Overview
Exinda device sometimes reboots unexpectedly. If the reboot is on any of the 8060, 10060, or 6060 series hardware model, such reboot could be related to the serial speed settings of the device causing issues with the kernel. This article provides relevant information and steps to resolve this problem.
Root Cause
Sometimes, the default serial speed on the devices mentioned above causes the kernel to reach an unexpected unstable state. To prevent this behavior, Exinda devices trigger bypass on its bridges, leading the device to reboot; most of the time, this should not impact performance, since the bridges go in bypass mode, and allow traffic to pass through without any interruption
Resolution
- Enable kernel dump and disable watchdog, which will require a reboot for the changes to be adequately added:
en
conf t
debug kdump enable
no watchdog enable
WARNING: Although very unlikely, it is possible that there is a kernel deadlock in such a way that the kdump or the deadlock detector will not initiate. In this case, the Exinda device will be dead, and you will have to power cycle it.
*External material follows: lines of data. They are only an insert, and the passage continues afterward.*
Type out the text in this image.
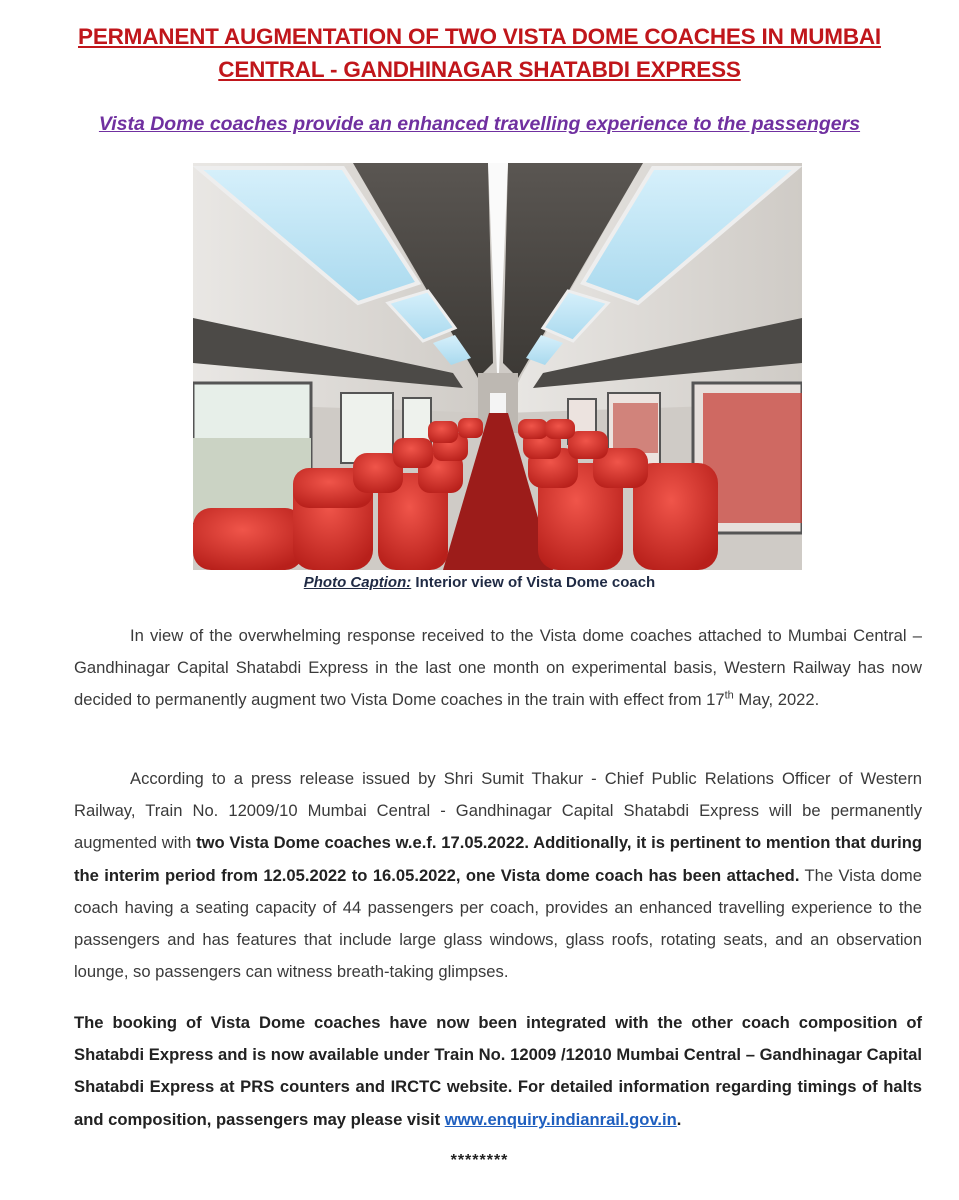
PERMANENT AUGMENTATION OF TWO VISTA DOME COACHES IN MUMBAI CENTRAL - GANDHINAGAR SHATABDI EXPRESS
Vista Dome coaches provide an enhanced travelling experience to the passengers
Photo Caption: Interior view of Vista Dome coach
In view of the overwhelming response received to the Vista dome coaches attached to Mumbai Central – Gandhinagar Capital Shatabdi Express in the last one month on experimental basis, Western Railway has now decided to permanently augment two Vista Dome coaches in the train with effect from 17th May, 2022.
According to a press release issued by Shri Sumit Thakur - Chief Public Relations Officer of Western Railway, Train No. 12009/10 Mumbai Central - Gandhinagar Capital Shatabdi Express will be permanently augmented with two Vista Dome coaches w.e.f. 17.05.2022. Additionally, it is pertinent to mention that during the interim period from 12.05.2022 to 16.05.2022, one Vista dome coach has been attached. The Vista dome coach having a seating capacity of 44 passengers per coach, provides an enhanced travelling experience to the passengers and has features that include large glass windows, glass roofs, rotating seats, and an observation lounge, so passengers can witness breath-taking glimpses.
The booking of Vista Dome coaches have now been integrated with the other coach composition of Shatabdi Express and is now available under Train No. 12009 /12010 Mumbai Central – Gandhinagar Capital Shatabdi Express at PRS counters and IRCTC website. For detailed information regarding timings of halts and composition, passengers may please visit www.enquiry.indianrail.gov.in.
********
- To save the changes and reboot the device, execute the below commands:
write memory
reload
- Increase the Serial Speed on the device:
serial speed 115200
Note: This change requires a reboot to take effect, and it is only needed for boxes different than 6062, 8062 and 10062.
reload
- Change the serial console logging-level (for all the appliances). For this step, you may have to contact Exinda Support, since an exclusive license is needed to access the shell. In the shell (to take effect immediately), execute the following commands:
remountrw
echo "3 4 1 7" > /proc/sys/kernel/printk
This changes, however, will not be preserved after a reboot, so you need to add that same line to the /etc/rc.local directory. Execute the following commands for that purpose:vi /etc/rc.local
You will see the content of the file. Click "i" to have access to Insert Mode and add theecho "3 4 1 7" > /proc/sys/kernel/printk
line in the file without deleting what is currently there.
Additional Information
The watchdog feature regularly shutdowns the Exinda device to protect the network in cases where specific processes are overflowing the capacity of the appliance. The most common causes of system watchdog reboots are:
-
Kernel deadlock: Some timing issue result in the lockup of one (or more) cores in the kernel. Unfortunately, the reboot wipes out any information that may explain what went wrong. If the system's watch is disabled, and kdump is enabled, it may detect this and log partially when it happens. In other cases, the box may end up dead and require power cycling.
- Too much output to the serial console. The CPU is blocked while writing this information out the serial port, which blocks of the CPU. The Serial Speed can be changed from 9600 to 115K (twelve times faster), which will reduce the possibilities of this happening (the 6062, 8062, and 10062 models use 115K by default for this reason). Another measure to address this is to decrease the default level of messages going to the serial port.